Senate Set to Vote on Gun Violence Bills Tonight | Sojourners

Senate Set to Vote on Gun Violence Bills Tonight

Image via Eric B. Walker / flickr.com

The Senate is set to begin voting on four gun control bills this evening, due largely to Sen. Chris Murphy’s (D-Conn.) filibuster that started last Wednesday afternoon and carried into the early morning the next day.

After one of the worst mass shootings in U.S. history, Murphy said he’d had enough.

“This isn’t new to me, but I’m at my wit’s end,” he said, in likely reference both to the recent slaughter in Orlando as well as to the Sandy Hook massacre that occurred in his home state in 2012, leaving 26 dead, most of them 6- and 7-year-olds.

“I’ve had enough of the ongoing slaughter of innocents, and I’ve had enough of inaction in this body.”
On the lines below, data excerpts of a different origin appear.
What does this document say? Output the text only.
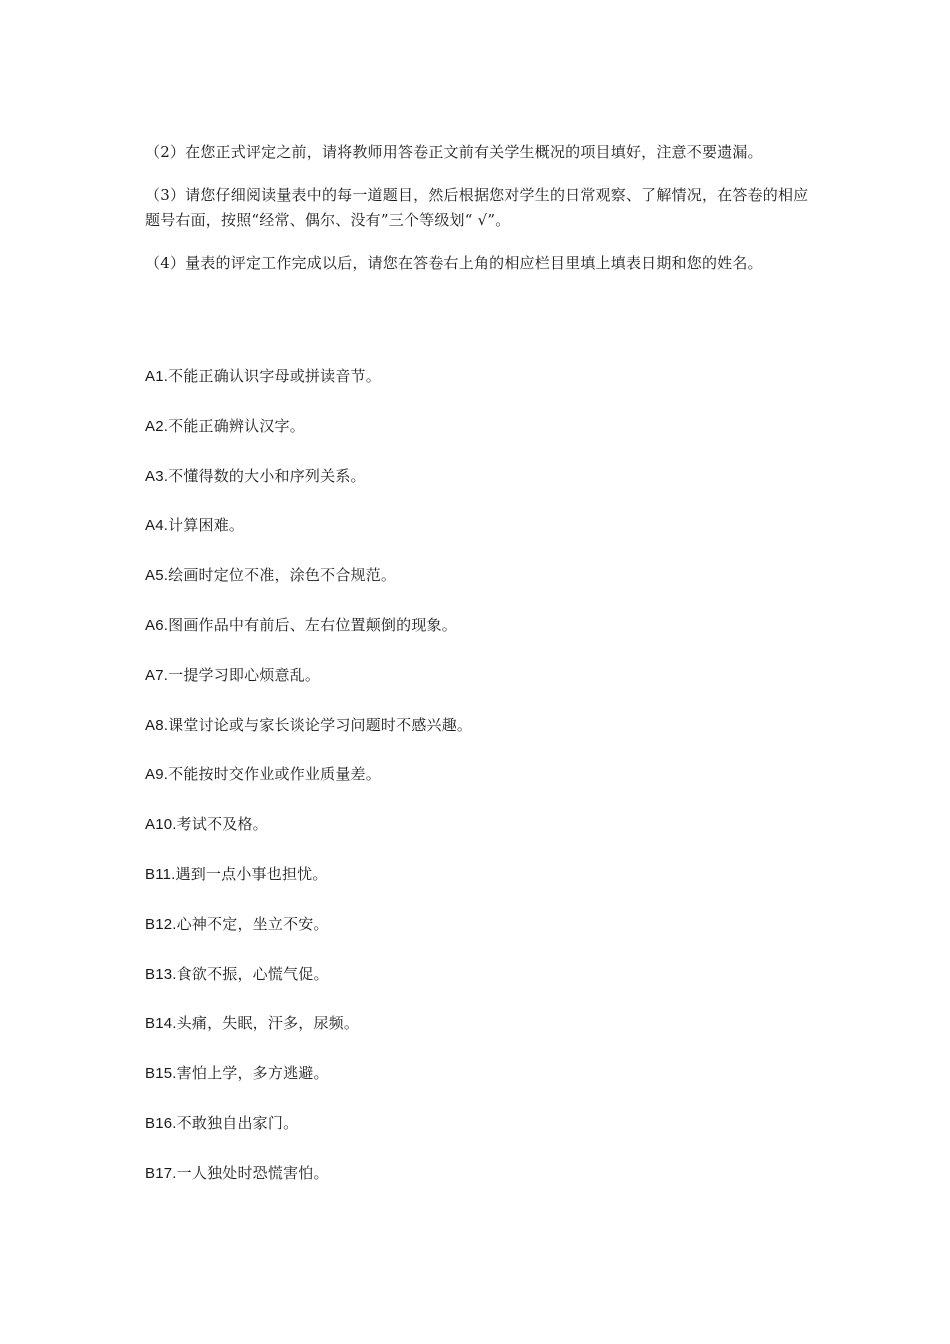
（2）在您正式评定之前，请将教师用答卷正文前有关学生概况的项目填好，注意不要遗漏。

（3）请您仔细阅读量表中的每一道题目，然后根据您对学生的日常观察、了解情况，在答卷的相应题号右面，按照“经常、偶尔、没有”三个等级划“ √”。

（4）量表的评定工作完成以后，请您在答卷右上角的相应栏目里填上填表日期和您的姓名。

A1.不能正确认识字母或拼读音节。
A2.不能正确辨认汉字。
A3.不懂得数的大小和序列关系。
A4.计算困难。
A5.绘画时定位不准，涂色不合规范。
A6.图画作品中有前后、左右位置颠倒的现象。
A7.一提学习即心烦意乱。
A8.课堂讨论或与家长谈论学习问题时不感兴趣。
A9.不能按时交作业或作业质量差。
A10.考试不及格。
B11.遇到一点小事也担忧。
B12.心神不定，坐立不安。
B13.食欲不振，心慌气促。
B14.头痛，失眠，汗多，尿频。
B15.害怕上学，多方逃避。
B16.不敢独自出家门。
B17.一人独处时恐慌害怕。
In protest of the Senate’s inaction, he took the floor for nearly 15 hours, joined by a handful of other Democratic senators, saying that he would stop talking only once he received some sign that gun violence legislation would come to the floor of the Republican-led Senate for a vote.

Murphy got his wish, and tonight, the Senate is scheduled to vote on four related bills.

Two of the proposals deal with background checks for gun sales. The Republican plan is aimed at updating and streamlining the National Instant Criminal Background Checks System, while the Democratic counter-plan would require background checks for all gun sales, closing the so-called “gun show loophole.”

The other two bills, highly relevant in the wake of the Orlando massacre, address gun sales to people who are on the terrorist watch list. The Democratic plan would block suspected terrorists from purchasing guns, an approach President Obama endorsed during a taping at PBS NewsHour on June 2.

Republicans, however, have expressed worries that blocking people from exercising their Second Amendment right without due process would be unconstitutional, a sentiment Sen. Ben Sasse (R-Neb.) raised in question form to Murphy during his filibuster. The Republican counter-proposal would thus only block a gun sale to a suspected terrorist if a judge found probable cause, a barrier Democrats have said requires too high a burden of proof.

Because of procedural rules in the Senate, any bill would need 60 votes to advance, a highly unlikely scenario given the divisive character of debates on gun legislation and the fact that this being an election year, compromise appears improbable. Versions of all four of the bills have at some point already been brought to a vote in the Senate, and all failed to pass.

Despite the likely lack of progress on updating U.S. gun laws, a full 89 percent of Americans support closing the gun show loophole, including 84 percent of households that own guns, according to Quinnipiac University poll results released in December.

That same poll showed that a majority of Americans supported an outright ban on assault weapons (58 percent).

Omar Mateen, the perpetrator of the Orlando massacre, legally purchased both of the guns that he used, despite being suspected of terrorist ties beginning in 2013.